At a time when most chipmakers are curtailing expenditures on new plants and
equipment, Intel is barreling ahead with its $7 billion investments that were
projected for this fiscal year. According to one company executive, this
aggressive investment program is part of what is internally referred to as
Intel's "break-away strategy."
Breaking away from AMD that is. If successful, Intel would create a new large
microprocessor performance gap with AMD's best chips. The gap would be in such a
dramatic fashion that AMD, which has already fallen behind by some 400 MHz in
the high-end desktop performance race, would not be able to catch up and be
relegated, once again, to competing in the market for entry-level computers.
Intel is trying to mover to vastly smaller chip geometries quickly, both on
200 and 300 mm wafer fab lines. Processors with 2 to 3 GHz performance levels
are likely to be brought to market over the next 12 months and sold at prices
that are in line with current 1.1 to 1.7 GHz chips.

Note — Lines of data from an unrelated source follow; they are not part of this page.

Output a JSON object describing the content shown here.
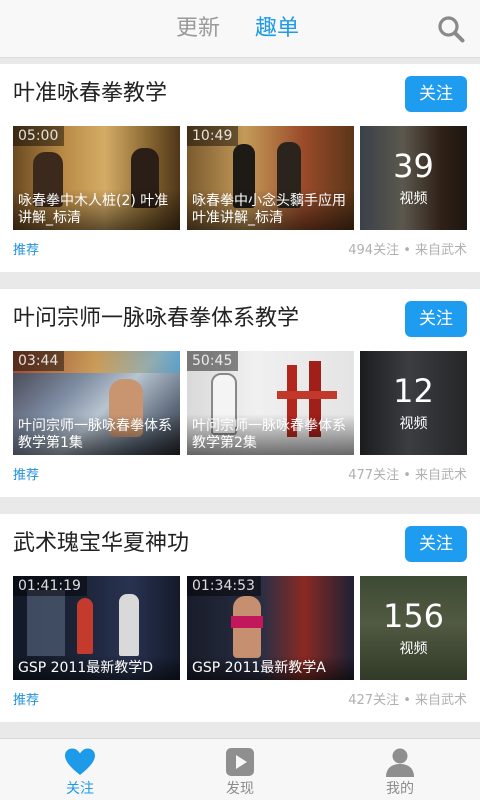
{
  "header": {
    "tabs": [
      {
        "label": "更新",
        "active": false
      },
      {
        "label": "趣单",
        "active": true
      }
    ],
    "search_icon": "search-icon"
  },
  "colors": {
    "accent": "#1d9be8",
    "follow_button": "#1e9cf0",
    "background": "#e9e9e9"
  },
  "cards": [
    {
      "title": "叶准咏春拳教学",
      "follow_label": "关注",
      "videos": [
        {
          "duration": "05:00",
          "caption": "咏春拳中木人桩(2) 叶准讲解_标清"
        },
        {
          "duration": "10:49",
          "caption": "咏春拳中小念头黐手应用 叶准讲解_标清"
        }
      ],
      "video_count": "39",
      "video_unit": "视频",
      "tag": "推荐",
      "meta": "494关注 • 来自武术"
    },
    {
      "title": "叶问宗师一脉咏春拳体系教学",
      "follow_label": "关注",
      "videos": [
        {
          "duration": "03:44",
          "caption": "叶问宗师一脉咏春拳体系教学第1集"
        },
        {
          "duration": "50:45",
          "caption": "叶问宗师一脉咏春拳体系教学第2集"
        }
      ],
      "video_count": "12",
      "video_unit": "视频",
      "tag": "推荐",
      "meta": "477关注 • 来自武术"
    },
    {
      "title": "武术瑰宝华夏神功",
      "follow_label": "关注",
      "videos": [
        {
          "duration": "01:41:19",
          "caption": "GSP 2011最新教学D"
        },
        {
          "duration": "01:34:53",
          "caption": "GSP 2011最新教学A"
        }
      ],
      "video_count": "156",
      "video_unit": "视频",
      "tag": "推荐",
      "meta": "427关注 • 来自武术"
    }
  ],
  "bottom_nav": [
    {
      "label": "关注",
      "icon": "heart-icon",
      "active": true
    },
    {
      "label": "发现",
      "icon": "play-icon",
      "active": false
    },
    {
      "label": "我的",
      "icon": "person-icon",
      "active": false
    }
  ]
}
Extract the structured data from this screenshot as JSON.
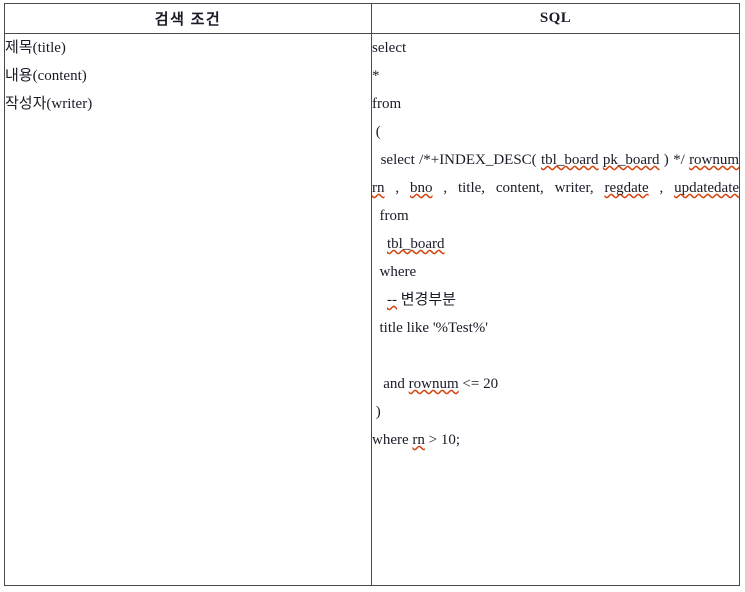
{
  "document": {
    "title": "검색 조건 / SQL 표",
    "text_color": "#1b1b28",
    "border_color": "#4a4a4a",
    "spellcheck_underline_color": "#d2420c",
    "background": "#ffffff"
  },
  "table": {
    "headers": {
      "condition": "검색 조건",
      "sql": "SQL"
    },
    "conditions": [
      {
        "label": "제목(title)"
      },
      {
        "label": "내용(content)"
      },
      {
        "label": "작성자(writer)"
      }
    ],
    "sql": {
      "full_text": "select\n*\nfrom\n (\n  select      /*+INDEX_DESC(tbl_board pk_board) */ rownum rn, bno, title, content, writer, regdate, updatedate\n  from\n    tbl_board\n  where\n    -- 변경부분\n  title like '%Test%'\n\n  and rownum <= 20\n )\nwhere rn > 10;",
      "lines": [
        {
          "id": "l1",
          "text": "select",
          "type": "line"
        },
        {
          "id": "l2",
          "text": "*",
          "type": "line"
        },
        {
          "id": "l3",
          "text": "from",
          "type": "line"
        },
        {
          "id": "l4",
          "text": " (",
          "type": "line"
        },
        {
          "id": "l5",
          "type": "paragraph",
          "segments": [
            {
              "text": "  select",
              "squiggle": false
            },
            {
              "text": "/*+INDEX_DESC(",
              "squiggle": false
            },
            {
              "text": "tbl_board",
              "squiggle": true
            },
            {
              "text": "pk_board",
              "squiggle": true
            },
            {
              "text": ") */",
              "squiggle": false
            },
            {
              "text": "rownum",
              "squiggle": true
            },
            {
              "text": "rn",
              "squiggle": true
            },
            {
              "text": ",",
              "squiggle": false
            },
            {
              "text": "bno",
              "squiggle": true
            },
            {
              "text": ",",
              "squiggle": false
            },
            {
              "text": "title,",
              "squiggle": false
            },
            {
              "text": "content,",
              "squiggle": false
            },
            {
              "text": "writer,",
              "squiggle": false
            },
            {
              "text": "regdate",
              "squiggle": true
            },
            {
              "text": ",",
              "squiggle": false
            },
            {
              "text": "updatedate",
              "squiggle": true
            }
          ]
        },
        {
          "id": "l6",
          "text": "  from",
          "type": "line"
        },
        {
          "id": "l7",
          "text": "    tbl_board",
          "type": "line",
          "squiggle_word": "tbl_board"
        },
        {
          "id": "l8",
          "text": "  where",
          "type": "line"
        },
        {
          "id": "l9",
          "text": "    -- 변경부분",
          "type": "line",
          "squiggle_word": "--"
        },
        {
          "id": "l10",
          "text": "  title like '%Test%'",
          "type": "line"
        },
        {
          "id": "l11",
          "text": "",
          "type": "blank"
        },
        {
          "id": "l12",
          "text": "   and rownum <= 20",
          "type": "line",
          "squiggle_word": "rownum"
        },
        {
          "id": "l13",
          "text": " )",
          "type": "line"
        },
        {
          "id": "l14",
          "text": "where rn > 10;",
          "type": "line",
          "squiggle_word": "rn"
        }
      ]
    }
  }
}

In the short turn, steep price cuts are also a key part of the break-away
strategy as Intel is expected to announced steep price cuts on Pentium 4 chip in
the weeks ahead.
Intel vice president of architecture and marketing Anand Chandrasekher said
that the long term Intel will benefit from the investments the company is making
today in producing higher yields and lower material costs. Those efficiencies
will help stabilize Intel's profits amid the price war with rival Advanced Micro
Devices.
Chandrasekher spoke at a technology conference hosted by US Bancorp Piper
Jaffray in Boston. He reiterated Intel's goal of replacing all Pentium 3 chips
in the desktop PC market with the Pentium 4 by the end of this year. "Our
goal is to make the Pentium 3 obsolete. During the past 20 years, history has
proven that computer users will continue to want semiconductors with better
performance."
Whether Intel will be able to succeed will depend on how AMD will be able to
respond to Intel's aggressive moves, which appear to have failed to stop AMD
from growing its share of the processor market. AMD will have to responds soon
with new high-performance Athlon chips to compete with Intel's 1.7 and 1.8 GHZ
processors.
Unlike much of the past two years when AMD's latest processors outperformed
Intel's best, Intel now seems to have the upper hand in being able to answer
just about anything AMD brings to the market.